Dieses verallgemeinernde Fazit von über hundert Jahren Säkularisierungsdiskussion in Soziologie, Philosophie und den historischen Fächern ist natürlich insofern ungerecht, als im Kernbereich von Rechts- und Politikgeschichte durchaus Säkularisierungsforschung (und nicht einfach nur -etikettierung) betrieben worden ist. Die Entwicklung weltlicher Politik, aber auch die politische und rechtliche Einhegung der konfessionellen Machtgelüste etwa im Augsburger Religionsfrieden von 1555 oder im Westfälischen Frieden von 1648 bildet seit langem einen Topos der Frühneuzeitforschung (Stolleis 1993; Schulze 1999). Und dennoch sind große Teile des Säkularisierungsprozesses als eines großangelegten Weltbildwandels bisher nicht eingehend historisch untersucht worden.
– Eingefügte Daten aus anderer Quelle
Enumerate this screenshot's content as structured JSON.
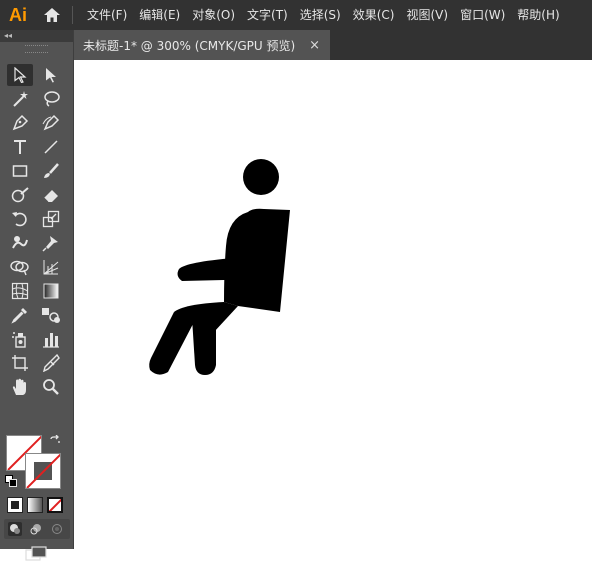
{
  "app": {
    "logo": "Ai"
  },
  "menu": [
    "文件(F)",
    "编辑(E)",
    "对象(O)",
    "文字(T)",
    "选择(S)",
    "效果(C)",
    "视图(V)",
    "窗口(W)",
    "帮助(H)"
  ],
  "document_tab": {
    "title": "未标题-1* @ 300% (CMYK/GPU 预览)",
    "close": "×"
  },
  "toolbar": {
    "collapse_label": "◂◂"
  },
  "colors": {
    "brand": "#ff9a00",
    "ui_dark": "#323232",
    "ui_mid": "#535353",
    "none_slash": "#e02020",
    "artwork": "#000000"
  },
  "tools": [
    "selection-tool",
    "direct-selection-tool",
    "magic-wand-tool",
    "lasso-tool",
    "pen-tool",
    "curvature-tool",
    "type-tool",
    "line-segment-tool",
    "rectangle-tool",
    "paintbrush-tool",
    "shaper-tool",
    "eraser-tool",
    "rotate-tool",
    "scale-tool",
    "warp-tool",
    "puppet-warp-tool",
    "shape-builder-tool",
    "perspective-grid-tool",
    "mesh-tool",
    "gradient-tool",
    "eyedropper-tool",
    "blend-tool",
    "symbol-sprayer-tool",
    "column-graph-tool",
    "artboard-tool",
    "slice-tool",
    "hand-tool",
    "zoom-tool"
  ]
}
Es wird eher angenommen als gezeigt, dass die religiöse Überhitzung der frühneuzeitlichen Religionskriege in eine Distanz gegenüber der politischen Nutzung der Religion ‚umgeschlagen‘ sei, dass die Konfessionskirchen sich ‚kompromittiert‘ oder die konfessionellen Antagonismen sich ‚erschöpft‘ hätten (Lutz 1975:171). All dies ist ganz und gar nicht unplausibel, bisher aber unzureichend erforscht. Umso mehr gilt dieser Befund, wenn man sich von politik- und rechtsgeschichtlichen Fragen weg hin zu sozial- und kulturgeschichtlichen Themen bewegt. Dass etwa die Aufklärung, über deren sozialgeschichtliche Reichweite man durchaus skeptisch sein darf, wie ein Wunder ein säkulares Weltverhältnis hervorgebracht habe, dürfte kaum mehr sein als ein Klischee. Es verhält sich also mit der Frage, ob Säkularisierung ein historischer Prozess sei, nicht so einfach, wie es scheinen mag. Die Säkularisierungsdebatte ist bislang meist zu abstrakt und zu allgemein geführt worden, um historische Untersuchungen anleiten zu können.
Im folgenden soll an einigen Forschungsfeldern aus dem Bereich der Geschichtsphilosophie und der Religionssoziologie knapp beleuchtet werden, wie dort der Begriff der Säkularisierung verstanden wird. Daran anschließend möchte ich wenige Beispiele aus der Säkularisierungsforschung zur Frühen Neuzeit umreißen. Abschließend formuliere ich die These, dass ein kultur-, wahrnehmungs- und deutungsgeschichtlicher Ansatz, der Säkularisierung als Phänomen von ‚Repräsentation‘ versteht, die besten Chancen hat, das historische Forschungsfeld der Säkularisierung fruchtbarer zu bestellen, als dies bisher geschehen ist.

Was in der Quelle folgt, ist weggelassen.